Lottery funding will be used to help people, says the Mail.

The National Lottery is set to join the fight against coronavirus by distributing up to £300million in funds to support the most vulnerable across the UK during the crisis.
An initiative has been put together which will see charities and voluntary organisations receive a cash injection over the coming months in order to provide services for those most susceptible to the rapid spread of deadly covid-19.
The news, announced by the National Lottery on Friday, comes at a time when the organisation is projected to end the financial year with record ticket sales.
National Lottery has described the move as ‘the UK’s biggest non-governmental contribution to the efforts in local communities to combat covid-19.
Additions reserves are now needed wherever possible, after the death toll jumped by 181 in a single day on Friday to mark the largest daily increase.

The Queen

An exclusive report in the Sun claims Her Majesty may be at risk.

A ROYAL footman in regular contact with the Queen has tested positive for coronavirus — raising fresh fears for Her Majesty.
The servant, whose duties included walking the monarch’s dogs, has been sent home and is self-isolating in the hope of fighting off the virus.
Dozens of other royal household staff have had home tests for coronavirus although all of them have come back negative.
But there was still concern over how close the 93-year-old Queen has come to those potentially infected with the virus.
One royal insider said last night: “Everyone is terrified, not just for themselves but also for the Queen and the Duke.
“If everyone around them hasn’t been tested yet they should be and I’m sure they will be.
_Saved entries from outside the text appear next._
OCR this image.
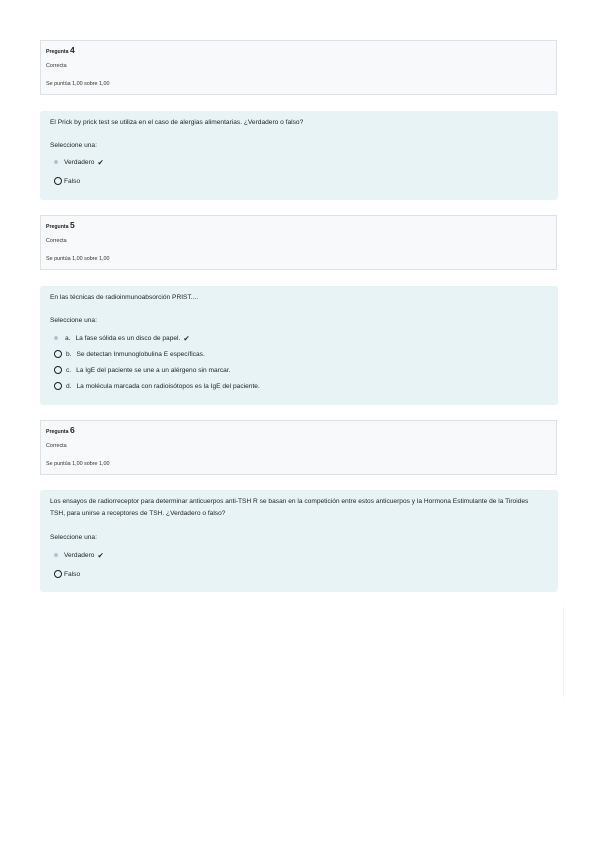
Pregunta 4
Correcta
Se puntúa 1,00 sobre 1,00
El Prick by prick test se utiliza en el caso de alergias alimentarias. ¿Verdadero o falso?
Seleccione una:
Verdadero ✔
Falso
Pregunta 5
Correcta
Se puntúa 1,00 sobre 1,00
En las técnicas de radioinmunoabsorción PRIST....
Seleccione una:
a. La fase sólida es un disco de papel. ✔
b. Se detectan Inmunoglobulina E específicas.
c. La IgE del paciente se une a un alérgeno sin marcar.
d. La molécula marcada con radioisótopos es la IgE del paciente.
Pregunta 6
Correcta
Se puntúa 1,00 sobre 1,00
Los ensayos de radiorreceptor para determinar anticuerpos anti-TSH R se basan en la competición entre estos anticuerpos y la Hormona Estimulante de la Tiroides TSH, para unirse a receptores de TSH. ¿Verdadero o falso?
Seleccione una:
Verdadero ✔
Falso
There is a palpable sense of fear in the air at the moment.”


Sport could be helped, reports the Telegraph.

Premiership rugby clubs are to receive a multi-million pound coronavirus bailout from the Government after opting to put their players on sabbatical during the crisis, The Telegraph can reveal.
County cricket clubs are also discussing following suit after being told doing so would also allow them to access funds made available under the coronavirus job retention scheme announced by Chancellor Rishi Sunak just over a week ago.
Some lower league football clubs have already placed their players on what is being called ‘furlough’ – which will see the Government pay 80 per cent of their wages up to a maximum of £2,500 a month – with others expected to follow after the Treasury confirmed salaried athletes were eligible under the scheme.